When it comes to end-to-end security in custody, there are four critical components that institutions must consider: Generation, Storage, Usage, and Responsibility. The moment when a private key is generated has the potential to be one of the most vulnerable points in the storage lifecycle of one’s assets. Post-generation, these keys are most secure when stored in locations that are disconnected from the internet—while still having the capability to be used flexibly. Finally, it is crucial to define who holds the responsibility for asset safety: is it a certain member of the institution itself, or their custodian?
Historically, crypto custody has been, in large part, a choice between hot and cold wallet paradigms. Hot wallet keys are generated on demand in software in online servers and stored in memory, with their constant connection to the internet allowing for ease of asset use and transfer—but opening the door to security vulnerabilities. On the other side, cold wallets derive their security primarily and almost entirely from the proposition that keys are created and held in a device that is never connected to the internet.
Beyond hot and cold: what institutions need
Both of these paradigms possess downsides, with the constant live internet connection of hot wallets making them subject to hacks, and therefore not in line with institutional custody standards. However, cold wallets necessitate complex human processes of key storage, and human failure at one of these vectors can result in wallet contents being lost forever.
Additionally, as the digital assets space has matured, assets that feature governance, staking, and other novel systems have emerged. Institutions naturally want to take advantage of these new forms of utility, which require custody solutions to meld security with functionality. Private keys need to be stored in safe ways that can be accessed by the appropriate parties, with the custodian simultaneously offering full access to the features that make each token unique. Custodians that have a crypto-native bent and true history in the space are, naturally, better equipped to understand the intricacies of the many blockchains and tokens, and provide their institutional clients with crucial vetting as they select which ones to support.

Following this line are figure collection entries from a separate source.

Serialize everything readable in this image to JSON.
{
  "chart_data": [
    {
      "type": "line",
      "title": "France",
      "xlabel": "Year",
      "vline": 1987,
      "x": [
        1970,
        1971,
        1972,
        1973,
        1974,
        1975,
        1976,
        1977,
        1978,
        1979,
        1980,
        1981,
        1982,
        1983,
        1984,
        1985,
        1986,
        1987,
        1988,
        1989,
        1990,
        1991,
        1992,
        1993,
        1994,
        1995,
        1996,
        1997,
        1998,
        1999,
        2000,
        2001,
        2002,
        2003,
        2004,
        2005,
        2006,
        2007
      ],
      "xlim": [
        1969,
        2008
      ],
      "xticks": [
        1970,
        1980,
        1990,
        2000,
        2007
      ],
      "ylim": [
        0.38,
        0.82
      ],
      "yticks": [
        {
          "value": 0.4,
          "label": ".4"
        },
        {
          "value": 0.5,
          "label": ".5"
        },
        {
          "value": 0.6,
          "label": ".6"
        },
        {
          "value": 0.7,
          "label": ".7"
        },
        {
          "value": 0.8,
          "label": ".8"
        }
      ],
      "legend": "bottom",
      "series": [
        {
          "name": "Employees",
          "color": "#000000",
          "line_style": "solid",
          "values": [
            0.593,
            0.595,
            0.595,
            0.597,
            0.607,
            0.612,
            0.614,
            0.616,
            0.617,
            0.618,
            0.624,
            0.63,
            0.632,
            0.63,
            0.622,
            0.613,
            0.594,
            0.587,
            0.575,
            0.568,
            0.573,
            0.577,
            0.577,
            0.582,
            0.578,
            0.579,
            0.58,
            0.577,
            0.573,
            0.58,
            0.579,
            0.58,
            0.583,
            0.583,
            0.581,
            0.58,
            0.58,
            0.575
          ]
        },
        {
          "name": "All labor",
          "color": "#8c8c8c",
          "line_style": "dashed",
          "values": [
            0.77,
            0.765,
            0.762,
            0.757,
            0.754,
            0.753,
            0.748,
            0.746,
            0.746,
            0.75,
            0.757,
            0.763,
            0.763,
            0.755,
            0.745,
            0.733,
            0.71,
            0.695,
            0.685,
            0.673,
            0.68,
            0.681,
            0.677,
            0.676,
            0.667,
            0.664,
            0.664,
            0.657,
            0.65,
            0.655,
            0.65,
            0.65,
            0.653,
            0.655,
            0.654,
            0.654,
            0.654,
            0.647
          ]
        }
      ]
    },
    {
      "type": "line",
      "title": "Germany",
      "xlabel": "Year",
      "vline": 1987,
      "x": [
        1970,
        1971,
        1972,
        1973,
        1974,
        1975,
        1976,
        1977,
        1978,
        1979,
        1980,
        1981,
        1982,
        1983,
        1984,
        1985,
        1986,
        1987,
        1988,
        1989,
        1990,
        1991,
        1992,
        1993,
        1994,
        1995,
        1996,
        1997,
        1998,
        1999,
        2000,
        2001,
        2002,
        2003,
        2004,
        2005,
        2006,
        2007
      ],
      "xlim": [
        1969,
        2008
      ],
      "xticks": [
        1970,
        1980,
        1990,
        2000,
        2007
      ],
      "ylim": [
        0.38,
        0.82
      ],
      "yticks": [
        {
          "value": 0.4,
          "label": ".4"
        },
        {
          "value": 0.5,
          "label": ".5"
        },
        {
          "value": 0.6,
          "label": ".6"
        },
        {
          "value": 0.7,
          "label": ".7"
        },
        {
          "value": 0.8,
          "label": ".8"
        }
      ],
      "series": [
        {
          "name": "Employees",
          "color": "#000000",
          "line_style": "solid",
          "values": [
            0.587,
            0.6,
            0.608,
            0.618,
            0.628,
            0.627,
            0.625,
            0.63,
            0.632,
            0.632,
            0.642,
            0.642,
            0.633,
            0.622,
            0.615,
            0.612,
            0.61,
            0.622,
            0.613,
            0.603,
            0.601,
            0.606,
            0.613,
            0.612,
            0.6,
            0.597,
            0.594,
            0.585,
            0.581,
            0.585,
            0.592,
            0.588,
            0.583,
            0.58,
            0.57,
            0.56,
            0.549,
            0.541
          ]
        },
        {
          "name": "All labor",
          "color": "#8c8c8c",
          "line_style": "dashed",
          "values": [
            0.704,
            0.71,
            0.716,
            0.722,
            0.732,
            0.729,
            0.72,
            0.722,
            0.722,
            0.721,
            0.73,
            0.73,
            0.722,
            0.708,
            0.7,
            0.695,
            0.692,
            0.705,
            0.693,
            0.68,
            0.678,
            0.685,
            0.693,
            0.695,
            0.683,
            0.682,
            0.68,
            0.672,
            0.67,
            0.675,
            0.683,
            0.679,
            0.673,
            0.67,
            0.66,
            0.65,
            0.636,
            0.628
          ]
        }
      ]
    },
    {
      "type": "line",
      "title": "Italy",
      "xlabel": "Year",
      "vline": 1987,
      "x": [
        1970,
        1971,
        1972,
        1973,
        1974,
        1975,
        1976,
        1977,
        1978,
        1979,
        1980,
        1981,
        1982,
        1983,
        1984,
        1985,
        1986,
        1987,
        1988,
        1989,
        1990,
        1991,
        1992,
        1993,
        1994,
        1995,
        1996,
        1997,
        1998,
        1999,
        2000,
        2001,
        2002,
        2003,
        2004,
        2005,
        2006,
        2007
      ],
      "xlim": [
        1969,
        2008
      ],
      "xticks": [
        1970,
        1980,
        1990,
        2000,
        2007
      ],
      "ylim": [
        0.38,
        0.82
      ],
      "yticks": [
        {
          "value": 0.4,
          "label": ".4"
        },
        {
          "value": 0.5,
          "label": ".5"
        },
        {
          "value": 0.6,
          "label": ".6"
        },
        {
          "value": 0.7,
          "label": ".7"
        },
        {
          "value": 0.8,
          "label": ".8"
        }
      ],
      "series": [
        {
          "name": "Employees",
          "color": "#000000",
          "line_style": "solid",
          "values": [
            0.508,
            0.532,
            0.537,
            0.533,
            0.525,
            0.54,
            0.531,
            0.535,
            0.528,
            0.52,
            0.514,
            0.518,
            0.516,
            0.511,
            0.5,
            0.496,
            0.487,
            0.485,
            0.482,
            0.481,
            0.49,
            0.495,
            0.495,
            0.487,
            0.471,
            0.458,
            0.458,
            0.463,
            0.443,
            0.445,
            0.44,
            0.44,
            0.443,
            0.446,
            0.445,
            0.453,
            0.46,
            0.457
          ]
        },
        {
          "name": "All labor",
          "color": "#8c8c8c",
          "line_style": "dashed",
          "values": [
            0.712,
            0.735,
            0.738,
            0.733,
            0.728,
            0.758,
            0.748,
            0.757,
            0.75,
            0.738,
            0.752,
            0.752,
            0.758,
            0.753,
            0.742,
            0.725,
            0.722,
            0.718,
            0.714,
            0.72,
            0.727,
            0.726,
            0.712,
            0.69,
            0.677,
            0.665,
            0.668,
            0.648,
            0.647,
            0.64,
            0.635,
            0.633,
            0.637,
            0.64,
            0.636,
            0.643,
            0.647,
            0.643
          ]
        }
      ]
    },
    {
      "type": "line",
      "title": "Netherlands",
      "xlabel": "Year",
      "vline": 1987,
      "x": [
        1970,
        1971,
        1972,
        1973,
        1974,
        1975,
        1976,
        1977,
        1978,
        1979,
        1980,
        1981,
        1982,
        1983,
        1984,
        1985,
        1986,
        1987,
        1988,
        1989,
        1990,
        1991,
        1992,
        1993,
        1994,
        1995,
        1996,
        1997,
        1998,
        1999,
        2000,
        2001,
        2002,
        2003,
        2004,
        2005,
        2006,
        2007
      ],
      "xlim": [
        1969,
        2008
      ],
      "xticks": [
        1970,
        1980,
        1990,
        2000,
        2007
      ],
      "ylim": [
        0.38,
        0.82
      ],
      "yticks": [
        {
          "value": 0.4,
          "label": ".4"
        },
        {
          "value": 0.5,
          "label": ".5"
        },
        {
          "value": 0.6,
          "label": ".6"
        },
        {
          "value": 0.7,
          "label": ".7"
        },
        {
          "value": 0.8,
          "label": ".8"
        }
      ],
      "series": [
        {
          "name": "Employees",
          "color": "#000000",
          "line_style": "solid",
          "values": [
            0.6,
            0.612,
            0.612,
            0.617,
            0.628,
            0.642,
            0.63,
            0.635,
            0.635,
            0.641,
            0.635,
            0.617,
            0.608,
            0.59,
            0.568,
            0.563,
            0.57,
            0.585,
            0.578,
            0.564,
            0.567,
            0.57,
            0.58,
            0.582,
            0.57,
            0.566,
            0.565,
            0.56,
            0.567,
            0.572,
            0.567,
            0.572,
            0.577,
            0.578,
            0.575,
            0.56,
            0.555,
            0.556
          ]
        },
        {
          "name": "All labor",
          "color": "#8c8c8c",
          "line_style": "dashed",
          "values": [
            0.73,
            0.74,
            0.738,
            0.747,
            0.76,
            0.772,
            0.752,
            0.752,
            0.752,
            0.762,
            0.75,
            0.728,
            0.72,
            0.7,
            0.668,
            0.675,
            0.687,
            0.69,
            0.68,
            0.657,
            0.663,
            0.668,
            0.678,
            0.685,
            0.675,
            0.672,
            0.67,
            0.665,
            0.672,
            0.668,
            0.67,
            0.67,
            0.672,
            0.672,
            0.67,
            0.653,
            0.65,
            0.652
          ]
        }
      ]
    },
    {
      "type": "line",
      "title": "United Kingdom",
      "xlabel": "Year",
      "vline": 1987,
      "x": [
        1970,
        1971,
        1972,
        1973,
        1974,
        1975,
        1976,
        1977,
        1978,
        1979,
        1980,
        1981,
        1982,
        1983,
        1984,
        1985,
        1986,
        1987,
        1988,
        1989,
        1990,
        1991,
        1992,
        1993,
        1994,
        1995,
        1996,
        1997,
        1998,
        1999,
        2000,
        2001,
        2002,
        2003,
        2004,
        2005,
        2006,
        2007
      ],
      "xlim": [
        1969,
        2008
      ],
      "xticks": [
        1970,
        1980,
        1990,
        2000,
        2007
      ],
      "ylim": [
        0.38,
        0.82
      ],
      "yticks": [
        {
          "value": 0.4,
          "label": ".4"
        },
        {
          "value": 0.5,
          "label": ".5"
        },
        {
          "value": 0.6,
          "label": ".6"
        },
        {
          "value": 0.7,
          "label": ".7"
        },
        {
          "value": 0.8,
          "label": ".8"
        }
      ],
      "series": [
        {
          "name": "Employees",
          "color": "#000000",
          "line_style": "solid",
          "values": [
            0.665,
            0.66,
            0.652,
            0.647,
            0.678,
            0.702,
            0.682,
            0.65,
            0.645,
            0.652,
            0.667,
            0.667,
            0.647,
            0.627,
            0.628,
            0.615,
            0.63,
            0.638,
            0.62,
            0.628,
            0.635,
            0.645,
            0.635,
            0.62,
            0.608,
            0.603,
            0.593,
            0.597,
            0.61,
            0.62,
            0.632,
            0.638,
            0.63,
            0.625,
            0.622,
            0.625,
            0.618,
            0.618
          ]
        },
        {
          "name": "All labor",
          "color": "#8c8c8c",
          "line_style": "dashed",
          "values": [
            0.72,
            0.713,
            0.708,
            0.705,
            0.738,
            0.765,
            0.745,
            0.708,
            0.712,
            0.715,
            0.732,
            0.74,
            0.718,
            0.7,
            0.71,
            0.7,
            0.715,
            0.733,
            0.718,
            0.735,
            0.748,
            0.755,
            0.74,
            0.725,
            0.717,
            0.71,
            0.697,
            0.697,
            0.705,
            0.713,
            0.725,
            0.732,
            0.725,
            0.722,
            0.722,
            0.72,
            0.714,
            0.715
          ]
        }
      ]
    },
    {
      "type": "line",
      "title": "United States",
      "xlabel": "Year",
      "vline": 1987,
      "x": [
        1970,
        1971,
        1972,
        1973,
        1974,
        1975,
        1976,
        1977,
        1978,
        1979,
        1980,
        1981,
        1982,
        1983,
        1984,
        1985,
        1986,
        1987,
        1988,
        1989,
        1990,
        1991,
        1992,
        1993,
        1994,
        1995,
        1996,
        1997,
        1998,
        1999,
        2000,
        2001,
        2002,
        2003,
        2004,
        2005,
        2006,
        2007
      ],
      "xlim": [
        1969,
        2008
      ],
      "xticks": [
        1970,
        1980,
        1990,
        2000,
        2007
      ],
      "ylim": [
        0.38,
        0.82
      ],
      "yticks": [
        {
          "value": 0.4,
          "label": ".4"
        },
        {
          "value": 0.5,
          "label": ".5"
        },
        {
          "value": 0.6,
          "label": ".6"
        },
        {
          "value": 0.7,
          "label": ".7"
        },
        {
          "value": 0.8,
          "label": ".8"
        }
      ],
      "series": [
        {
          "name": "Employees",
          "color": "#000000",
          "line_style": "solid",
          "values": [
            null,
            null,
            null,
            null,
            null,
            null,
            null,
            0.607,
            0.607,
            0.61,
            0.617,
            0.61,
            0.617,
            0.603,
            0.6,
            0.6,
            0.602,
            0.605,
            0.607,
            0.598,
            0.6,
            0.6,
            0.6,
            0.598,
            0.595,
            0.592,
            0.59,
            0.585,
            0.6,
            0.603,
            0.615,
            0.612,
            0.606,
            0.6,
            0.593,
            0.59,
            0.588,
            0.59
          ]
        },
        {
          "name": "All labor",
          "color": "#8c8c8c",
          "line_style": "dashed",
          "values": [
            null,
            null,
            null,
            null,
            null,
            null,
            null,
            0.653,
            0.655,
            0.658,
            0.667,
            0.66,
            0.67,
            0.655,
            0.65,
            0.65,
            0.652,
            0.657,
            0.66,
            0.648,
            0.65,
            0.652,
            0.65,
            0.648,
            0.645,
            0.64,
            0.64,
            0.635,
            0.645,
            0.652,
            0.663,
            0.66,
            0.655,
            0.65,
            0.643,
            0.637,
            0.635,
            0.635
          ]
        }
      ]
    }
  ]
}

The future of digital assets for institutions
As someone who grew up in Portugal and moved to the US in order to participate in the Silicon Valley ecosystem, I see digital assets as a global opportunity to level the playing field. In the midst of this tumultuous moment, it is imperative for institutions to make well-informed decisions as they move into this burgeoning space.
Custodians should fully take on the responsibility factor of digital asset storage, with a focus on providing a mix of security and utility to their clients. In my opinion, when large institutions feel fully empowered and safe to participate in digital assets, we will start to see the true manifestation of the capabilities of blockchain technology.